I was listening to the radio one morning recently—it was a New York station—when I heard an announcement that caught my ear. It was directed toward persons who are addicted to gambling, but I saw another meaning in it as well, a meaning that is particularly appropriate for Christians as we prepare for Lent.
The announcer said that persons addicted to gambling could find help by calling a phone number. In New Jersey, it’s 800-GAMBLER.
In New York, it’s 1-877-8-HOPENY.
It’s good to know that help is available for people who struggle with gambling, but when I heard the hotline names, my first thought was this: What a perfect summary of the meaning of Lent.
Think about it. The addicted person who dials the number in New Jersey is making an admission: I’m a gambler. I admit it. I’m acting irresponsibly, I’m throwing money away, and my addiction is ruining my life. I want to stop, but I can’t seem to do it and I need help.
The addicted person who dials the number in New York gets a strong message as soon as he or she looks at the letters that represent the phone number: Don’t give up. You can beat this. You might be feeling really low right now, and you might think there’s no way out. But help is here for you, and you have what you need to succeed: You have hope.
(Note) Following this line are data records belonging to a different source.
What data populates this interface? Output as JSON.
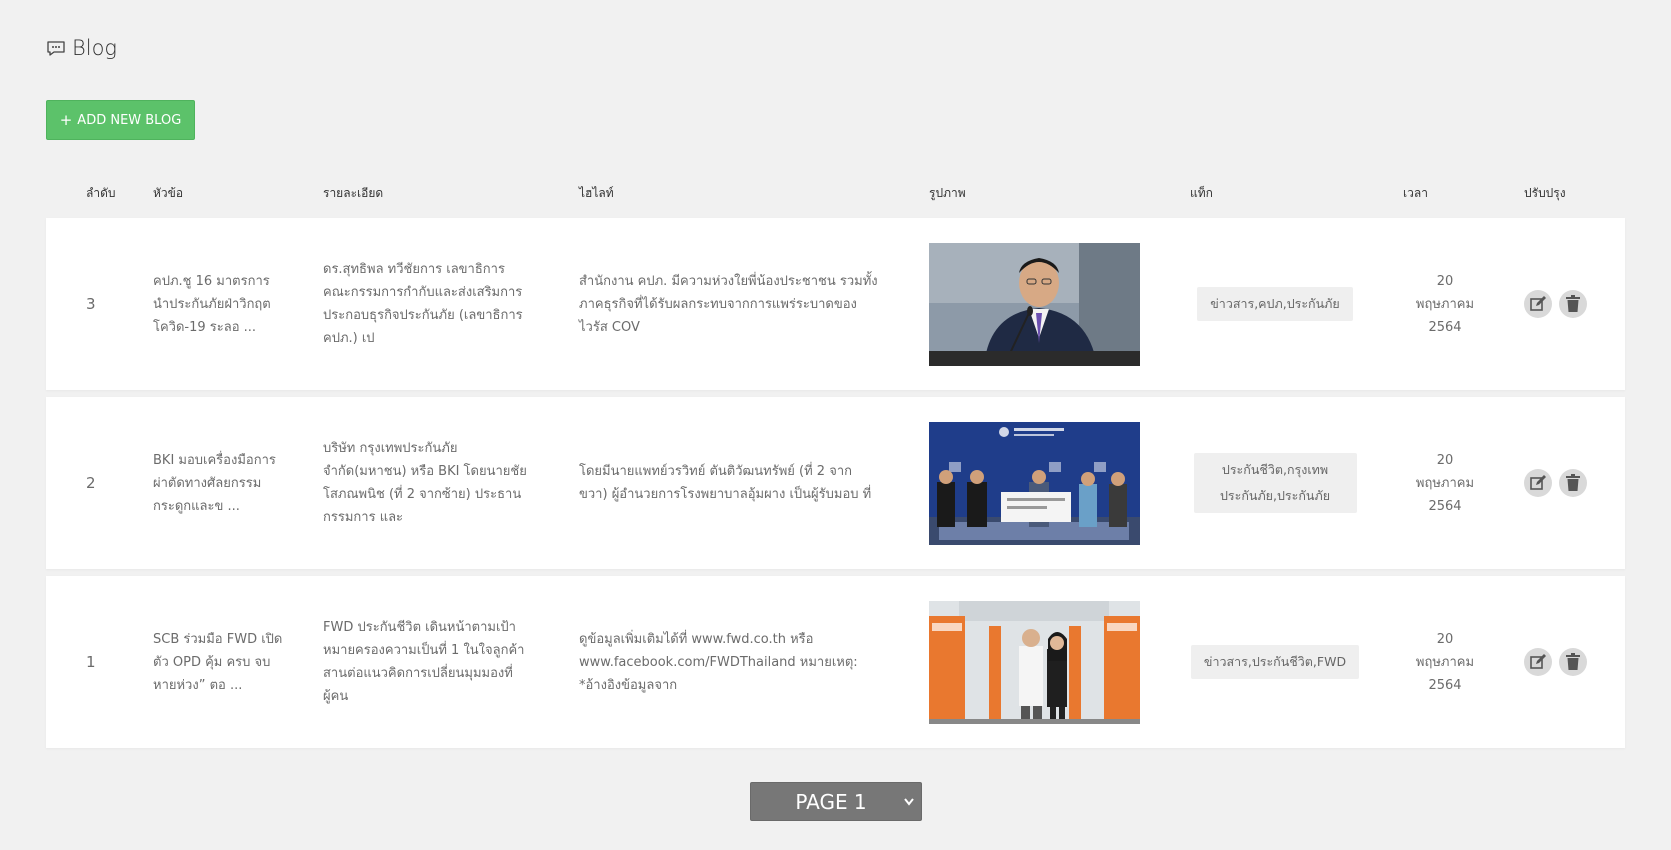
{
  "header": {
    "title": "Blog",
    "icon": "chat-bubble-icon"
  },
  "toolbar": {
    "add_label": "ADD NEW BLOG",
    "add_icon": "plus-icon",
    "add_color": "#5cc26a"
  },
  "table": {
    "columns": [
      "ลำดับ",
      "หัวข้อ",
      "รายละเอียด",
      "ไฮไลท์",
      "รูปภาพ",
      "แท็ก",
      "เวลา",
      "ปรับปรุง"
    ],
    "rows": [
      {
        "num": "3",
        "topic": "คปภ.ชู 16 มาตรการ นำประกันภัยฝ่าวิกฤต โควิด-19 ระลอ ...",
        "detail": "ดร.สุทธิพล ทวีชัยการ เลขาธิการคณะกรรมการกำกับและส่งเสริมการประกอบธุรกิจประกันภัย (เลขาธิการ คปภ.) เป",
        "highlight": "สำนักงาน คปภ. มีความห่วงใยพี่น้องประชาชน รวมทั้งภาคธุรกิจที่ได้รับผลกระทบจากการแพร่ระบาดของไวรัส COV",
        "tag": "ข่าวสาร,คปภ,ประกันภัย",
        "time": [
          "20",
          "พฤษภาคม",
          "2564"
        ]
      },
      {
        "num": "2",
        "topic": "BKI มอบเครื่องมือการผ่าตัดทางศัลยกรรมกระดูกและข ...",
        "detail": "บริษัท กรุงเทพประกันภัย จำกัด(มหาชน) หรือ BKI โดยนายชัย โสภณพนิช (ที่ 2 จากซ้าย) ประธานกรรมการ และ",
        "highlight": "โดยมีนายแพทย์วรวิทย์ ตันติวัฒนทรัพย์ (ที่ 2 จากขวา) ผู้อำนวยการโรงพยาบาลอุ้มผาง เป็นผู้รับมอบ ที่",
        "tag": "ประกันชีวิต,กรุงเทพประกันภัย,ประกันภัย",
        "time": [
          "20",
          "พฤษภาคม",
          "2564"
        ]
      },
      {
        "num": "1",
        "topic": "SCB ร่วมมือ FWD เปิดตัว OPD คุ้ม ครบ จบหายห่วง” ตอ ...",
        "detail": "FWD ประกันชีวิต เดินหน้าตามเป้าหมายครองความเป็นที่ 1 ในใจลูกค้า สานต่อแนวคิดการเปลี่ยนมุมมองที่ผู้คน",
        "highlight": "ดูข้อมูลเพิ่มเติมได้ที่ www.fwd.co.th หรือ www.facebook.com/FWDThailand หมายเหตุ: *อ้างอิงข้อมูลจาก",
        "tag": "ข่าวสาร,ประกันชีวิต,FWD",
        "time": [
          "20",
          "พฤษภาคม",
          "2564"
        ]
      }
    ]
  },
  "pagination": {
    "selected": "PAGE 1"
  }
}
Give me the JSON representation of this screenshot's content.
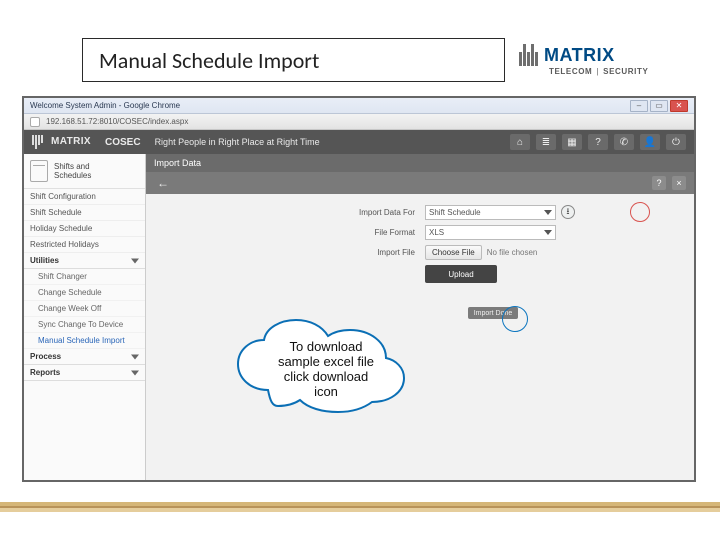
{
  "slide": {
    "title": "Manual Schedule Import"
  },
  "logo": {
    "brand": "MATRIX",
    "sub1": "TELECOM",
    "sub2": "SECURITY"
  },
  "chrome": {
    "title": "Welcome System Admin - Google Chrome",
    "url": "192.168.51.72:8010/COSEC/index.aspx"
  },
  "app_header": {
    "brand": "MATRIX",
    "product": "COSEC",
    "tagline": "Right People in Right Place at Right Time",
    "icons": [
      "home",
      "filter",
      "grid",
      "help",
      "phone",
      "user",
      "power"
    ]
  },
  "sidebar": {
    "section_title": "Shifts and\nSchedules",
    "items": [
      "Shift Configuration",
      "Shift Schedule",
      "Holiday Schedule",
      "Restricted Holidays"
    ],
    "utilities_label": "Utilities",
    "utilities": [
      "Shift Changer",
      "Change Schedule",
      "Change Week Off",
      "Sync Change To Device"
    ],
    "utilities_active": "Manual Schedule Import",
    "process_label": "Process",
    "reports_label": "Reports"
  },
  "panel": {
    "title": "Import Data",
    "back_icon": "←",
    "fields": {
      "import_for_label": "Import Data For",
      "import_for_value": "Shift Schedule",
      "format_label": "File Format",
      "format_value": "XLS",
      "file_label": "Import File",
      "choose_file": "Choose File",
      "no_file": "No file chosen",
      "upload": "Upload",
      "import_done": "Import Done"
    },
    "toolbar_icons": [
      "?",
      "×"
    ]
  },
  "callout": {
    "line1": "To download",
    "line2": "sample excel file",
    "line3": "click download",
    "line4": "icon"
  }
}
Those two themes—the admission of wrongdoing, and the certainty and power of hope, apply to all of us, in all the struggles and difficulties in our lives. They are also at the heart of Lent.
This is the season when the Church calls us to reflect more deeply on the final days of Christ’s earthly life, on the meaning of His Passion and death, on the ultimate sacrifice that He willingly made to obtain our salvation. The Church also calls us to take a probing look at our own lives, to see how we can conform more closely to the example that Christ gave us and to imitate Him. We’re asked to spend time in prayer, to make sacrifices, to help those in need and to work on overcoming our sins and weaknesses.
We need only do two things: Admit that we have sinned, and believe firmly that we can be forgiven. We need to believe that we can repent, overcome our weaknesses and draw closer to the Lord, always remembering His great love for us.
That’s very similar to what those two phone numbers are meant to symbolize: taking responsibility for one’s actions, and living in confident hope of forgiveness and permanent change.
Chances are that most of us are not in need of radical change, the kind that persons with addictions are seeking (and for which they deserve our compassion and our prayers). Maybe we want to develop better control over a wayward temper, or put more time into prayer and spiritual reading. But even relatively minor changes are more likely to happen, and to last and bear fruit, if we plan them with a firm commitment.
The best way to start is by going to confession. I don’t find it easy, but when I feel hesitant about walking into the confessional I remind myself that when I walk out, I will be filled with joy, peace of heart and renewed hope.
The Church reminds us of the importance of receiving the sacrament of Penance especially during Lent. It is a sign of the new life of grace that we received because of Christ’s sacrifice on the cross. The sacrament of Penance is personal, administered to us individually, and that reminds us that Christ did not die for us as an anonymous horde of humanity. He died for us in the same way He loves us: individually, personally, because each of us is unique and irreplaceable.
As soon as we understand that, the permanent changes we want to make become less formidable.
I already have my own lenten program sketched out. I’m going to concentrate on taking my own advice.